Berserker Blue Death

by Fred Saberhagen
Series: Berserker 8
Reviewed date: 2007 Feb 4
Rating: 4
282 pages
cover art

I have not read Moby Dick. But if Moby Dick were set in space, it would be Berserker Blue Death. Instead of a white whale, we have a blue berserker named Leviathan--a giant machine whose only desire is to sterilize the universe of all life. Captain Niles Domingo monomaniacally hunts Leviathan after the berserker kills his family.

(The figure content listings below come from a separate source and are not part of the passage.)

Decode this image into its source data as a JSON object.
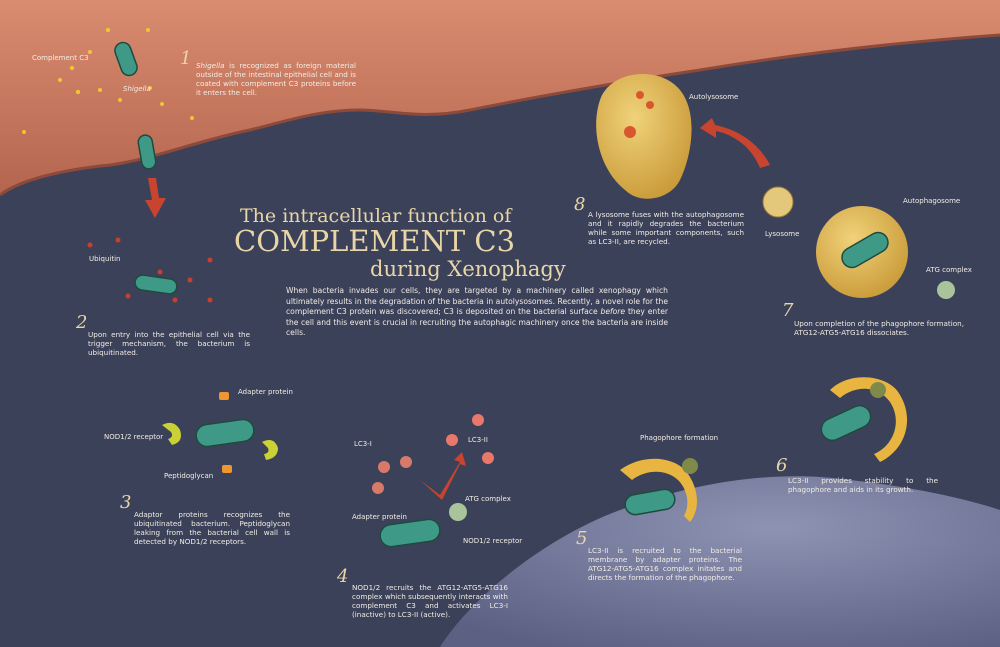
{
  "title": {
    "line1": "The intracellular function of",
    "line2": "COMPLEMENT C3",
    "line3": "during Xenophagy"
  },
  "intro": {
    "part1": "When bacteria invades our cells, they are targeted by a machinery called xenophagy which ultimately results in the degradation of the bacteria in autolysosomes. Recently, a novel role for the complement C3 protein was discovered; C3 is deposited on the bacterial surface ",
    "emphasis": "before",
    "part2": " they enter the cell and this event is crucial in recruiting the autophagic machinery once the bacteria are inside cells."
  },
  "steps": [
    {
      "number": "1",
      "italic": "Shigella",
      "text": " is recognized as foreign material outside of the intestinal epithelial cell and is coated with complement C3 proteins before it enters the cell."
    },
    {
      "number": "2",
      "text": "Upon entry into the epithelial cell via the trigger mechanism, the bacterium is ubiquitinated."
    },
    {
      "number": "3",
      "text": "Adaptor proteins recognizes the ubiquitinated bacterium. Peptidoglycan leaking from the bacterial cell wall is detected by NOD1/2 receptors."
    },
    {
      "number": "4",
      "text": "NOD1/2 recruits the ATG12-ATG5-ATG16 complex which subsequently interacts with complement C3 and activates LC3-I (inactive) to LC3-II (active)."
    },
    {
      "number": "5",
      "text": "LC3-II is recruited to the bacterial membrane by adapter proteins. The ATG12-ATG5-ATG16 complex initates and directs the formation of the phagophore."
    },
    {
      "number": "6",
      "text": "LC3-II provides stability to the phagophore and aids in its growth."
    },
    {
      "number": "7",
      "text": "Upon completion of the phagophore formation, ATG12-ATG5-ATG16 dissociates."
    },
    {
      "number": "8",
      "text": "A lysosome fuses with the autophagosome and it rapidly degrades the bacterium while some important components, such as LC3-II, are recycled."
    }
  ],
  "labels": {
    "complement_c3": "Complement C3",
    "shigella": "Shigella",
    "ubiquitin": "Ubiquitin",
    "adapter_protein_3": "Adapter protein",
    "nod_receptor_3": "NOD1/2 receptor",
    "peptidoglycan": "Peptidoglycan",
    "lc3_i": "LC3-I",
    "lc3_ii": "LC3-II",
    "atg_complex_4": "ATG complex",
    "adapter_protein_4": "Adapter protein",
    "nod_receptor_4": "NOD1/2 receptor",
    "phagophore_formation": "Phagophore formation",
    "autolysosome": "Autolysosome",
    "lysosome": "Lysosome",
    "autophagosome": "Autophagosome",
    "atg_complex_7": "ATG complex"
  },
  "colors": {
    "background": "#3b4159",
    "cell_membrane": "#c87a62",
    "nucleus": "#7e83a3",
    "bacterium": "#3e9a86",
    "complement": "#f0c534",
    "ubiquitin": "#c8402a",
    "phagophore": "#e8b540",
    "title": "#e8d6a8",
    "arrow": "#c8442e"
  }
}
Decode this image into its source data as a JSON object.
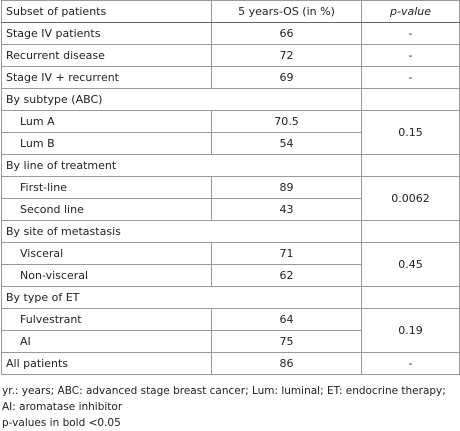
{
  "table": {
    "header": [
      "Subset of patients",
      "5 years-OS (in %)",
      "p-value"
    ],
    "rows_top": [
      {
        "label": "Stage IV patients",
        "os": "66",
        "p": "-"
      },
      {
        "label": "Recurrent disease",
        "os": "72",
        "p": "-"
      },
      {
        "label": "Stage IV + recurrent",
        "os": "69",
        "p": "-"
      }
    ],
    "groups": [
      {
        "section": "By subtype (ABC)",
        "items": [
          {
            "label": "Lum A",
            "os": "70.5"
          },
          {
            "label": "Lum B",
            "os": "54"
          }
        ],
        "p": "0.15"
      },
      {
        "section": "By line of treatment",
        "items": [
          {
            "label": "First-line",
            "os": "89"
          },
          {
            "label": "Second line",
            "os": "43"
          }
        ],
        "p": "0.0062"
      },
      {
        "section": "By site of metastasis",
        "items": [
          {
            "label": "Visceral",
            "os": "71"
          },
          {
            "label": "Non-visceral",
            "os": "62"
          }
        ],
        "p": "0.45"
      },
      {
        "section": "By type of ET",
        "items": [
          {
            "label": "Fulvestrant",
            "os": "64"
          },
          {
            "label": "AI",
            "os": "75"
          }
        ],
        "p": "0.19"
      }
    ],
    "rows_bottom": [
      {
        "label": "All patients",
        "os": "86",
        "p": "-"
      }
    ]
  },
  "footnotes": [
    "yr.: years; ABC: advanced stage breast cancer; Lum: luminal; ET: endocrine therapy; AI: aromatase inhibitor",
    "p-values in bold <0.05"
  ]
}
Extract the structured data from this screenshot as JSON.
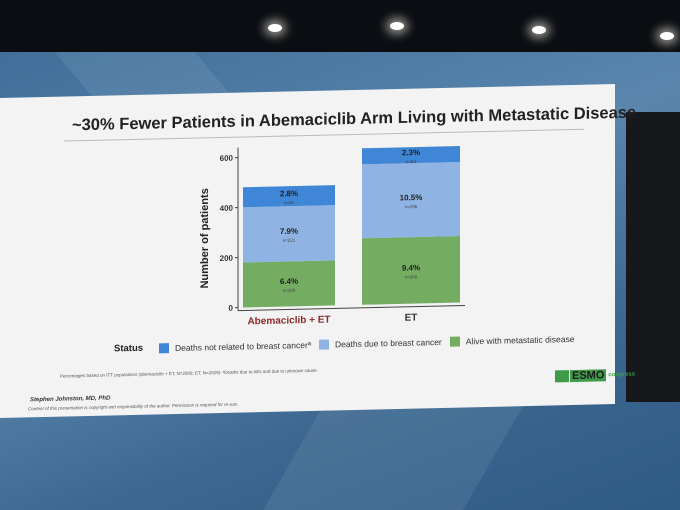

The deadly war between humanity and berserkers continues, but Domingo refuses to help defend human colonies. Instead, he takes his powerful spaceship Sirian Pearl into the Milkpail nebula and hunts Leviathan. The berserkers nearly kill him; Polly Suslova nurses him back to health, and as soon as he recovers he sets out again. This time he corners Leviathan, and with help from a Space Force cruiser, mortally wounds the berserker. Domingo boards the berserker himself, to get his revenge in the most personal way possible.

Saberhagen undoubtedly parallels many plot points from Moby Dick. I wouldn't know; I haven't read Moby Dick. Still, I found that Berserker Blue Death holds up on its own merits. The character study of Niles Domingo is engaging, if ultimately meaningless: Domingo never changes, never grows as a character. The blue berserker is likewise an uninteresting character, as it rarely appears on stage until its final deadly flight. The most interesting parts of the story are almost incidental to the plot: in the course of hunting Leviathan, Domingo uncovers evidence that the berserkers are developing a biological weapon to use against humanity. I had hoped this revelation would be important to the resolution of the story, but Saberhagen opts to leave that unresolved plot thread for another book. (Minor spoiler: I'd suspected that Domingo and his crew were the biological weapons: that they were actually berserker-created zombies, not real humans. I was wrong.)

Berserker Blue Death is a top-notch story, but would probably be better received if it were edited. The story works well when considered as a medium-length novella. As a full-fledged novel, it's hard for people not to dismiss it as a mere retelling of Moby Dick.